EconomyFinancialCNA accuses delay in permits to import transgenic corn

CNA accuses delay in permits to import transgenic corn

The Mexican government has delayed for more than two years the approval of import permits for genetically modified corn, contemplated in a planned ban even for cattle feed, accuses Juan Cortina, president of the National Agricultural Council (CNA).

The agribusiness leader asserted that the Federal Commission for the Protection against Sanitary Risks (Cofepris) has extended the endorsement to 16 requests for external purchases of genetically modified organisms, including eight for corn.

“It is an issue that is getting bigger and bigger,” said Cortina. “Before this administration? Of course not,” he answered the question of whether permits had been delayed in the past.

Cofepris did not respond to a request for comment on what Cortina said, adding that the list of delayed permits related to “crop protection” was for more than 700 agricultural products or inputs.

The leader said the CNA will continue to fight in court a government plan to phase out the use of genetically modified corn and the herbicide glyphosate by 2024, following a recent setback to try to freeze the implementation of the measure, announced at the end of December. through a presidential decree.

Cortina considered that “probably” the controversy will end up being settled in the Supreme Court.

“We are fighting it in the courts and we are also fighting it in dialogue with the government,” he said, adding that there are 17 legal resources from different companies, including the German pharmaceutical Bayer, which produces glyphosate, fighting the measure.

The plan seeks to replace millions of tons of genetically modified yellow corn that Mexico imports mostly from the United States, with new local production by 2024, as well as glyphosate, a chemical widely used in agribusiness, but which environmentalists say is carcinogenic.

Imports of transgenic corn represent more than a third of the country’s national demand and mainly feed the large cattle industry in Mexico.

Difficult replacement

Cortina ruled out that the goal of replacing imported yellow corn can be met in the short term. “Although we would like to import it from another place, it does not exist, transgenic or non-transgenic. There are not those volumes for Mexico to import, much less in the efficient way that it has with the United States today,” he stressed.

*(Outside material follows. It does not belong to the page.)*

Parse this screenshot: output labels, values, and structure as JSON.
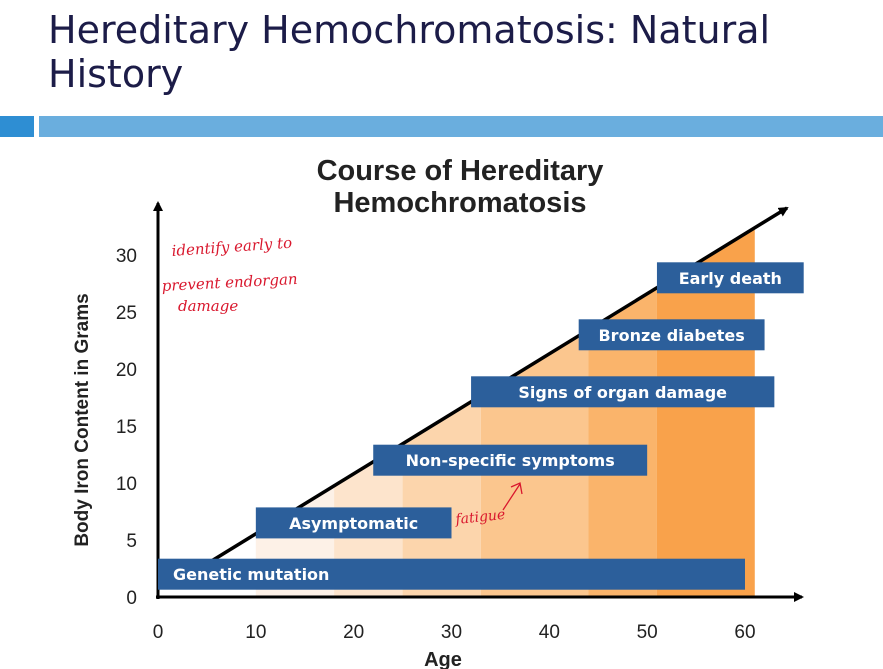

He also contradicted the confirmation that US Secretary of Agriculture Tom Vilsack said he received from his Mexican counterpart that the ban would not apply to GM corn for cattle feed. Cortina said the ban will be used without exceptions.

“Precisely what is delicate about this issue is that it is applied to livestock feed. That is where the vast majority of the 17 million tons that are imported is located,” he said.

At the beginning of the year, the Mexican undersecretary of Agriculture and an architect of the decree, Víctor Suárez, said that transgenic corn and glyphosate are too dangerous and that local production and sustainable “agroecological” practices should be prioritized.

Cortina argued that decades of scientific research have shown that both GM corn and glyphosate are safe and warned of “enormous damage” to trade relations with the United States if ideological positions prevail over scientific evidence.

While Mexico’s largest scientific council, Conacyt, has issued guidance on how glyphosate imports will be reduced this year, Cortina says no such guidance has been provided for transgenic corn.